IIoT&P forces a rethinking of the relationship between business and information technology. For most of the first 50 years or so of the IT industry, business applied relatively known processes to relatively unknown technology. For example, accounting processes were codified as accounting software packages on rapidly evolving hardware technologies. While the characteristics of the application processes evolved, often in response to technology possibilities, generally these systems used highly stylized data and process structures that were defined by conventions and rules that could be, and were, established by human institutions.

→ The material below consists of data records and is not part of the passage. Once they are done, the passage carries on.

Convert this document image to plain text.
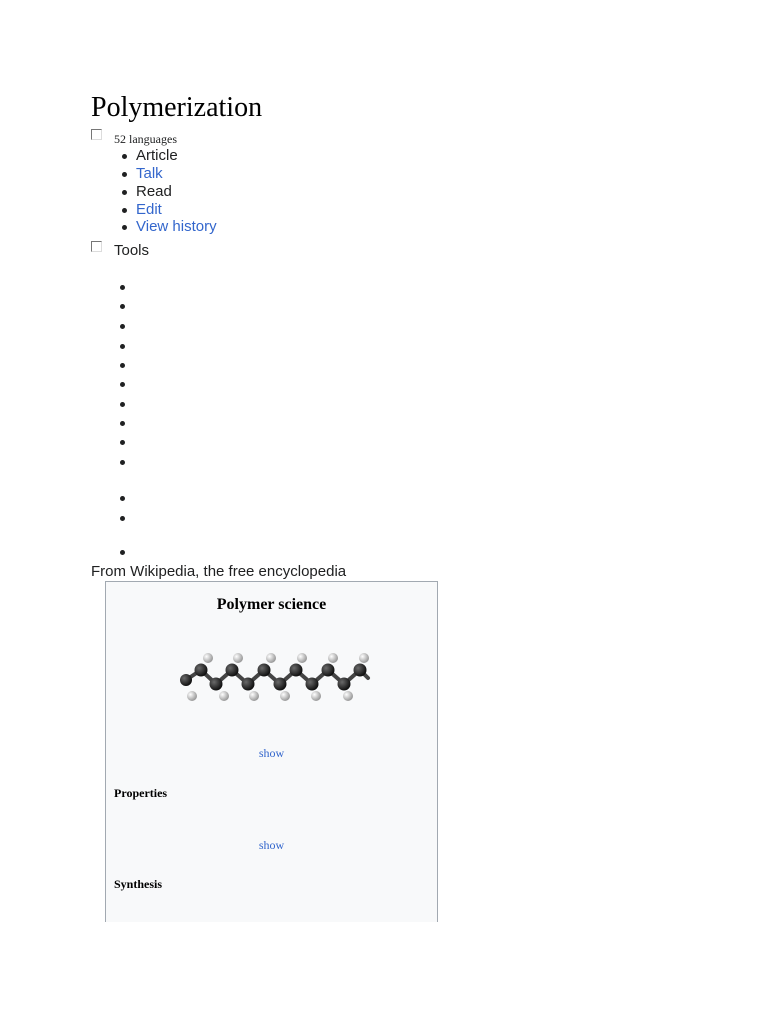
Polymerization
52 languages
Article
Talk
Read
Edit
View history
Tools
From Wikipedia, the free encyclopedia
Polymer science
show
Properties
show
Synthesis
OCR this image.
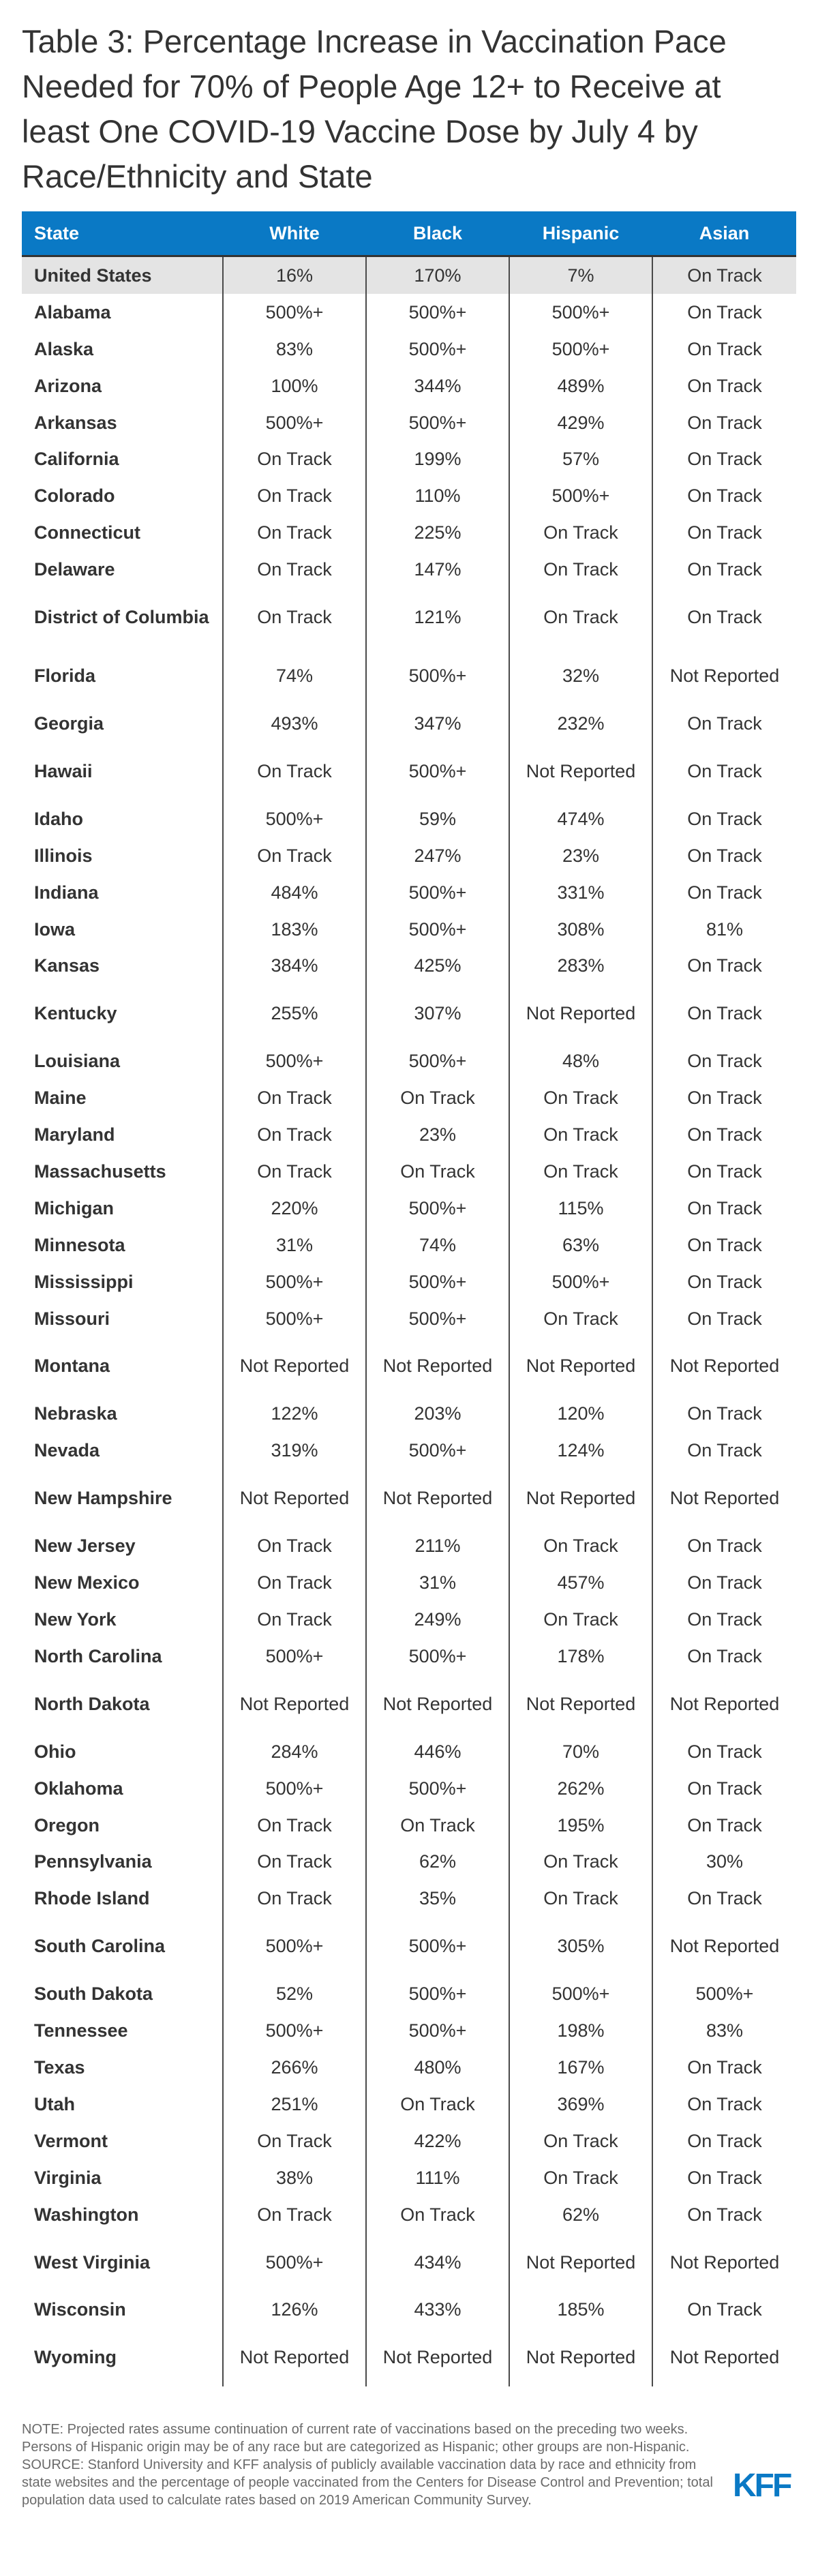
Table 3: Percentage Increase in Vaccination Pace Needed for 70% of People Age 12+ to Receive at least One COVID-19 Vaccine Dose by July 4 by Race/Ethnicity and State
State	White	Black	Hispanic	Asian
United States	16%	170%	7%	On Track
Alabama	500%+	500%+	500%+	On Track
Alaska	83%	500%+	500%+	On Track
Arizona	100%	344%	489%	On Track
Arkansas	500%+	500%+	429%	On Track
California	On Track	199%	57%	On Track
Colorado	On Track	110%	500%+	On Track
Connecticut	On Track	225%	On Track	On Track
Delaware	On Track	147%	On Track	On Track
District of Columbia	On Track	121%	On Track	On Track
Florida	74%	500%+	32%	Not Reported
Georgia	493%	347%	232%	On Track
Hawaii	On Track	500%+	Not Reported	On Track
Idaho	500%+	59%	474%	On Track
Illinois	On Track	247%	23%	On Track
Indiana	484%	500%+	331%	On Track
Iowa	183%	500%+	308%	81%
Kansas	384%	425%	283%	On Track
Kentucky	255%	307%	Not Reported	On Track
Louisiana	500%+	500%+	48%	On Track
Maine	On Track	On Track	On Track	On Track
Maryland	On Track	23%	On Track	On Track
Massachusetts	On Track	On Track	On Track	On Track
Michigan	220%	500%+	115%	On Track
Minnesota	31%	74%	63%	On Track
Mississippi	500%+	500%+	500%+	On Track
Missouri	500%+	500%+	On Track	On Track
Montana	Not Reported	Not Reported	Not Reported	Not Reported
Nebraska	122%	203%	120%	On Track
Nevada	319%	500%+	124%	On Track
New Hampshire	Not Reported	Not Reported	Not Reported	Not Reported
New Jersey	On Track	211%	On Track	On Track
New Mexico	On Track	31%	457%	On Track
New York	On Track	249%	On Track	On Track
North Carolina	500%+	500%+	178%	On Track
North Dakota	Not Reported	Not Reported	Not Reported	Not Reported
Ohio	284%	446%	70%	On Track
Oklahoma	500%+	500%+	262%	On Track
Oregon	On Track	On Track	195%	On Track
Pennsylvania	On Track	62%	On Track	30%
Rhode Island	On Track	35%	On Track	On Track
South Carolina	500%+	500%+	305%	Not Reported
South Dakota	52%	500%+	500%+	500%+
Tennessee	500%+	500%+	198%	83%
Texas	266%	480%	167%	On Track
Utah	251%	On Track	369%	On Track
Vermont	On Track	422%	On Track	On Track
Virginia	38%	111%	On Track	On Track
Washington	On Track	On Track	62%	On Track
West Virginia	500%+	434%	Not Reported	Not Reported
Wisconsin	126%	433%	185%	On Track
Wyoming	Not Reported	Not Reported	Not Reported	Not Reported
NOTE: Projected rates assume continuation of current rate of vaccinations based on the preceding two weeks. Persons of Hispanic origin may be of any race but are categorized as Hispanic; other groups are non-Hispanic.
SOURCE: Stanford University and KFF analysis of publicly available vaccination data by race and ethnicity from state websites and the percentage of people vaccinated from the Centers for Disease Control and Prevention; total population data used to calculate rates based on 2019 American Community Survey.	KFF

IIoT&P flips this relationship (see figure 1). Today, through IIoT&P, businesses are trying to use relatively well known cloud, sensor, and robotic technologies to execute unknown processes – like customer journeys or the paths taken by autonomous vehicles. IIoT&P systems must address real world activities and analog data types, in contrast to the stylized, “natively digital” process of past IT systems. Successfully addressing this rich, and richly complex, world of IIoT&P requires technology professionals to understand that:

  • IIoT&P is an information transducer. The significant majority of business activities take place in the analog data world. People interacting with people; people interacting with things; even many electromechanical devices that interact with each other do so through analog signals. A seminal feature of IIoT&P is that it transduces analog and digital data, both turning analog data into digital signals and digital results back into real-world events through the systems of agency that perform real world work and provide real world services on behalf of firms and people. Crucial to this flow are analytic models, which process data signals and generate the instructions that tell actuators what to do.
  • IIoT&P use cases are vast and will be new sources of business innovation. How extensive will be IIoT&P use cases? Can you think of a part of your business that changes in response to independent customer behavior, environmental conditions, or sensor-based automation? If the answer is yes, you’ve identified a possible IIoT&P use case. While IIoT&P will remain crucial to production control, the basic concept of IIoT&P as data transducer will mean that IIoT&P concepts will increasingly feature in mobile, customer engagement and business automation applications. For example, Schindler, the 143-year-old elevator, escalator and moving walkway company is rethinking its products as services, exploring how it can use IIoT&P to not only improve energy efficiency and maintenance scheduling, but also to improve the experience of “passengers” as they move through industrial and commercial spaces.
  • All businesses will be affected. IIoT&P concepts and technologies are a centerpiece of digital business transformation. Why? Because at its core, digital business transformation is about how businesses can better create, manage, and apply digital assets. Any business that seeks to use digital technology to better anticipate customer decisions, automatically alter products and services in response to environmental or other contingencies, or incorporate robotics is going to have to master some aspect of IIoT&P.
Figure 1. IIoT&P transduces rea-world “analog” data and digital-world “digital data.”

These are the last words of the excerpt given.